Al-Qaeda’s No. 2 Killed in Pakistan

by Patrick Brennan

It’s been confirmed that a U.S. drone strike in Pakistan, reported earlier this morning, has killed al-Qaeda’s No. 2 man, Abu Yahya al-Libi. The Times explains:

Al Qaeda’s deputy leader, Abu Yahya al-Libi, was killed in a drone strike in northern Pakistan, an American official confirmed on Tuesday, in the biggest single success in the controversial campaign’s eight-year history in the country.

The official, speaking on condition of anonymity to discuss intelligence matters, described Mr. Libi as one of Al Qaeda’s “most experienced and versatile leaders,” and said he had “played a critical role in the group’s planning against the West, providing oversight of the external operations efforts.” . . .

Mr. Libi, who was believed to be in his late 40s, moved up to become Al Qaeda’s deputy, behind Ayman al-Zawahri, after an American commando raid killed Osama Bin Laden in Pakistan in May 2011. He already had a high profile in the militant world: he escaped the American prison at Bagram, Afghanistan, in 2005, and went on to make a series of videos that established him as a leading voice calling for attacks on the United States — and as a charismatic focal point for a terrorist group that was widely seen as being in decline. . . .

Characterizing what the loss would mean to Al Qaeda, the American official said: “Zawahri will be hard-pressed to find any one person who can readily step into Abu Yahya’s shoes — in addition to his gravitas as a longstanding member of AQ’s leadership, Abu Yahya’s religious credentials gave him the authority to issue fatwas, operational approvals, and guidance to the core group in Pakistan and regional affiliates. There is no one who even comes close in terms of replacing the expertise AQ has just lost.”

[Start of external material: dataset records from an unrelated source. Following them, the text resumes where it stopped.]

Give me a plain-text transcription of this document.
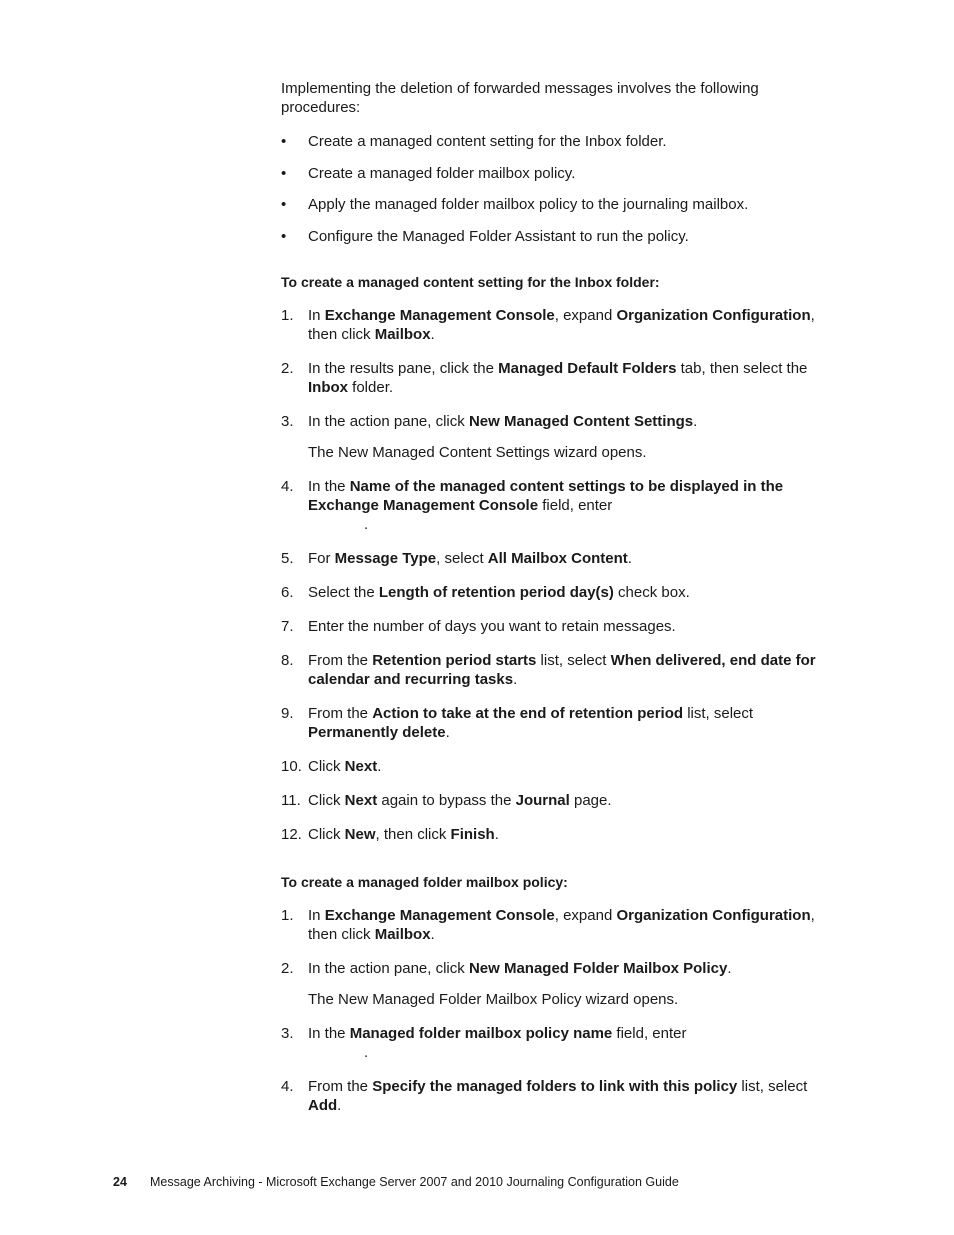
Implementing the deletion of forwarded messages involves the following procedures:

• Create a managed content setting for the Inbox folder.
• Create a managed folder mailbox policy.
• Apply the managed folder mailbox policy to the journaling mailbox.
• Configure the Managed Folder Assistant to run the policy.
To create a managed content setting for the Inbox folder:
1. In Exchange Management Console, expand Organization Configuration, then click Mailbox.
2. In the results pane, click the Managed Default Folders tab, then select the Inbox folder.
3. In the action pane, click New Managed Content Settings.
The New Managed Content Settings wizard opens.
4. In the Name of the managed content settings to be displayed in the Exchange Management Console field, enter
.
5. For Message Type, select All Mailbox Content.
6. Select the Length of retention period day(s) check box.
7. Enter the number of days you want to retain messages.
8. From the Retention period starts list, select When delivered, end date for calendar and recurring tasks.
9. From the Action to take at the end of retention period list, select Permanently delete.
10. Click Next.
11. Click Next again to bypass the Journal page.
12. Click New, then click Finish.
To create a managed folder mailbox policy:
1. In Exchange Management Console, expand Organization Configuration, then click Mailbox.
2. In the action pane, click New Managed Folder Mailbox Policy.
The New Managed Folder Mailbox Policy wizard opens.
3. In the Managed folder mailbox policy name field, enter
.
4. From the Specify the managed folders to link with this policy list, select Add.
24 Message Archiving - Microsoft Exchange Server 2007 and 2010 Journaling Configuration Guide
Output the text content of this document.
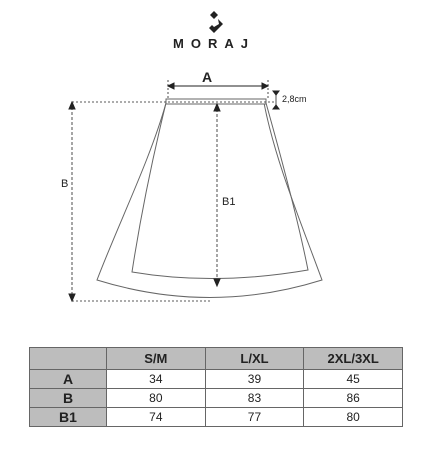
MORAJ
A
2,8cm
B
B1
	S/M	L/XL	2XL/3XL
A	34	39	45
B	80	83	86
B1	74	77	80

This comes on the tail of concerns about the efficacy of the U.S.’s intense campaign of drone strikes. No one doubts that drones are putting plenty of warheads on foreheads, but questions have arisen about whether the civilian casualties and loss of U.S. reputation is worth checking off the president’s “baseball cards” (especially when the operations yield no intelligence gains). But even though al-Qaeda No. 2s have become increasingly easy targets after the death of Osama bin Laden, Libi’s death is a useful victory, as the Times notes, and thus, an important one for the program.